Attending the National Afterschool Association annual convention this week.  I’m always excited to be surrounded by people who are passionate about education–educators who care, who strive to learn, who want to connect.  In fact, it was interesting that at breakfast this morning, I was reading a blog post by Gerald Aungst about how 21st Century educators are metaphorically like a tugboat.  They should remain humble, connected.  Tugboats are not flashy, fast.  Instead they connect to others, nudging them at precise points toward a particular location.

At the key note address this morning, I became a little distracted from my earlier reading.  The ballroom looked like a concert arena.  As Billy Joel’s Pressure pounded through the room, a prerecorded voice sounded over the loudspeaker:  “Ladies and gentlemen, are you ready for a speaking event that is bigger than the Lone Star State itself?”  I’m not kidding.  It’s go big or go home around these parts.  But as everyone settled in, the noise dissipated, and everyone watched as a tall yet unassuming man made his way upstage–Jim Harris, MSW, Ed.S. .  In striking contrast to the earlier intro, Jim appeared to embody what Gerald Aungst blogged about.  Humble, a promoter of lifelong learning, Jim painted his presentation with Walmart stories and held our emotions (and our attention) in the palm of his hands.

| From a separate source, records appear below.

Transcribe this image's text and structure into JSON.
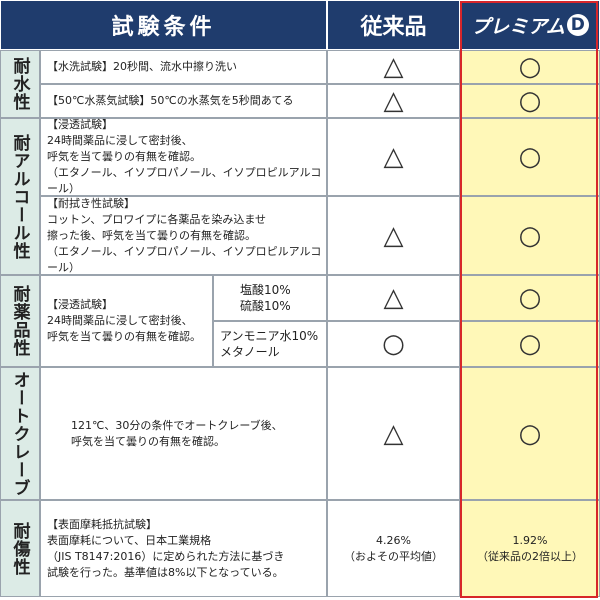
{
  "header": {
    "conditions": "試験条件",
    "conventional": "従来品",
    "premium": "プレミアム",
    "premium_mark": "D"
  },
  "sections": [
    {
      "category": "耐水性",
      "tests": [
        {
          "lines": [
            "【水洗試験】20秒間、流水中擦り洗い"
          ],
          "conventional": "△",
          "premium": "○"
        },
        {
          "lines": [
            "【50℃水蒸気試験】50℃の水蒸気を5秒間あてる"
          ],
          "conventional": "△",
          "premium": "○"
        }
      ]
    },
    {
      "category": "耐アルコール性",
      "tests": [
        {
          "lines": [
            "【浸透試験】",
            "24時間薬品に浸して密封後、",
            "呼気を当て曇りの有無を確認。",
            "（エタノール、イソプロパノール、イソプロピルアルコール）"
          ],
          "conventional": "△",
          "premium": "○"
        },
        {
          "lines": [
            "【耐拭き性試験】",
            "コットン、プロワイプに各薬品を染み込ませ",
            "擦った後、呼気を当て曇りの有無を確認。",
            "（エタノール、イソプロパノール、イソプロピルアルコール）"
          ],
          "conventional": "△",
          "premium": "○"
        }
      ]
    },
    {
      "category": "耐薬品性",
      "lines": [
        "【浸透試験】",
        "24時間薬品に浸して密封後、",
        "呼気を当て曇りの有無を確認。"
      ],
      "tests": [
        {
          "chemicals": [
            "塩酸10%",
            "硫酸10%"
          ],
          "conventional": "△",
          "premium": "○"
        },
        {
          "chemicals": [
            "アンモニア水10%",
            "メタノール"
          ],
          "conventional": "○",
          "premium": "○"
        }
      ]
    },
    {
      "category": "オートクレーブ",
      "tests": [
        {
          "lines": [
            "121℃、30分の条件でオートクレーブ後、",
            "呼気を当て曇りの有無を確認。"
          ],
          "conventional": "△",
          "premium": "○"
        }
      ]
    },
    {
      "category": "耐傷性",
      "tests": [
        {
          "lines": [
            "【表面摩耗抵抗試験】",
            "表面摩耗について、日本工業規格",
            "（JIS T8147:2016）に定められた方法に基づき",
            "試験を行った。基準値は8%以下となっている。"
          ],
          "conventional": [
            "4.26%",
            "（およその平均値）"
          ],
          "premium": [
            "1.92%",
            "（従来品の2倍以上）"
          ]
        }
      ]
    }
  ]
}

Jim Harris is an advocate of what he calls “The Law of the Nudge.”  Specifically, he claims that most change happens in small, incremental shifts.  Therefore, as educators, we should look for moments, not miracles.  Noting these small shifts keep us energized, keeps burnout and learned helplessness at bay, both for us and for our students.  Certainly, this fits with the tugboat analogy for larger administrators, as well–nudging, easing our organizations, our teams in the directions they need to be, all the while being transparent.  Moments, not miracles.

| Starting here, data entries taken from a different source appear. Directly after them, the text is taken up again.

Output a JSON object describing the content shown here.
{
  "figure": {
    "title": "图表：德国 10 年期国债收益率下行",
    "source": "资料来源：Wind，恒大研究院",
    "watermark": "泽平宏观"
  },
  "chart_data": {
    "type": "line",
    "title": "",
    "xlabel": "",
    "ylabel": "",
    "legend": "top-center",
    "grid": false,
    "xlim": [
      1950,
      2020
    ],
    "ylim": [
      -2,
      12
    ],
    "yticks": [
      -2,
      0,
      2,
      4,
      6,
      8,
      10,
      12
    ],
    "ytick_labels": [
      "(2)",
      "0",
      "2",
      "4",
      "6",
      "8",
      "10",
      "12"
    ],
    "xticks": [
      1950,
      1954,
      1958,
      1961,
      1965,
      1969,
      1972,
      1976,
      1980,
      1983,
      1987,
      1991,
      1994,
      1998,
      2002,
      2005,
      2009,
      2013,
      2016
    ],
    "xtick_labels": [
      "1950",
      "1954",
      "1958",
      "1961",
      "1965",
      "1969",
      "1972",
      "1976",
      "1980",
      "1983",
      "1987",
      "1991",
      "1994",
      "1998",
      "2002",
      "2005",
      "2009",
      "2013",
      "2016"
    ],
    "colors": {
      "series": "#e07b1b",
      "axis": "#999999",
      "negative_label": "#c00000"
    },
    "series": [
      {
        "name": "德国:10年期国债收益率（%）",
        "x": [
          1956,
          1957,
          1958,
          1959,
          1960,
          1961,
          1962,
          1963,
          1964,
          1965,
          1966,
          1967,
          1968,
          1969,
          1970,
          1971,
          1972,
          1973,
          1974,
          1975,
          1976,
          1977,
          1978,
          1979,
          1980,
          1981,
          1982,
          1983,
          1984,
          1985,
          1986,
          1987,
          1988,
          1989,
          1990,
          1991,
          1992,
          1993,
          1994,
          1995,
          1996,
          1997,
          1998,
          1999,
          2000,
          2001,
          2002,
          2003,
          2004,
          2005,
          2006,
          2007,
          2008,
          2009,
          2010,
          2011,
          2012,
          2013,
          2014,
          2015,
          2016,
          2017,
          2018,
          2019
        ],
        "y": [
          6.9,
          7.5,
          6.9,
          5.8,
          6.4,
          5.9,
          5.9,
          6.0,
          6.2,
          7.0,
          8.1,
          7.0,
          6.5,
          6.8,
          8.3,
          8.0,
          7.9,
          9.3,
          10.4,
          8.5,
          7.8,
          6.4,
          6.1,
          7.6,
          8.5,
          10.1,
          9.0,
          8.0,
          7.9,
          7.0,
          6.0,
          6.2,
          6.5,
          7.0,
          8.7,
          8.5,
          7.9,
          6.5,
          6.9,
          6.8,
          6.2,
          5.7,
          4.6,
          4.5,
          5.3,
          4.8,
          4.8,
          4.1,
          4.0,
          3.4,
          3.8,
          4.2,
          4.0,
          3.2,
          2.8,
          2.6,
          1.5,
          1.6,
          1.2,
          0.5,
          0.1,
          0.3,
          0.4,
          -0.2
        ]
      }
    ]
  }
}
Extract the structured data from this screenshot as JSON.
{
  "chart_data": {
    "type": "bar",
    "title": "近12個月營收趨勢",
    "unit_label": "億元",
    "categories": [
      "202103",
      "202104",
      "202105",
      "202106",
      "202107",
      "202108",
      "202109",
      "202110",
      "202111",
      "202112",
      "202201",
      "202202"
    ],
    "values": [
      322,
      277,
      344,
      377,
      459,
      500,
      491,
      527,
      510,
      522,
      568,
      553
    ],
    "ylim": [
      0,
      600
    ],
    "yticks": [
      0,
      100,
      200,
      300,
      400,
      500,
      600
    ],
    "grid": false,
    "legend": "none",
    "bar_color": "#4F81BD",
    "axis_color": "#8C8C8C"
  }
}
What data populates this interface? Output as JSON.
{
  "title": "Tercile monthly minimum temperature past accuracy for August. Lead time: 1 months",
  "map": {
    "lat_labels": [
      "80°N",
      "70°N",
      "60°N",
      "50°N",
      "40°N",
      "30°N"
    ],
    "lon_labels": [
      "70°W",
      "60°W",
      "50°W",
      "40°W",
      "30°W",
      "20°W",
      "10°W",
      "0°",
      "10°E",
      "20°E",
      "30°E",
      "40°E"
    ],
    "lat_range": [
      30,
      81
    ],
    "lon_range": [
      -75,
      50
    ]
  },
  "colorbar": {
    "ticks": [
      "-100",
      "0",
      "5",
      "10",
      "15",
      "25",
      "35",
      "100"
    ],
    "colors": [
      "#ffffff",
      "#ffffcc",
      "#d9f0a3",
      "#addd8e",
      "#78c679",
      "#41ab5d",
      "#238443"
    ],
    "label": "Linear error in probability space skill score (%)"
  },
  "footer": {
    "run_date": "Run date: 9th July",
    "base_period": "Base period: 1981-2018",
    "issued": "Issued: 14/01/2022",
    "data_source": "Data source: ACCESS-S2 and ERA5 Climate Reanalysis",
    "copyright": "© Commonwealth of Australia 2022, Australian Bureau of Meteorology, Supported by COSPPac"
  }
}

I struggle with being a tugboat.  I can see the vision of where I want an organization to be (often 10 or more years into the future), and I want that reality to happen RIGHT NOW!  I want to fix–and fix fast!  But often, what I need to do when leading, consulting, educating is to focus on that vision, savor the smaller moments, and nudge.

My hope is that this week I’ll connect with many of the educators who were inspired enough by Mr. Harris’ presentation to tweet and retweet about it all morning.  I look forward to sharing  our thoughts about what it actually means to be a 21st century educator.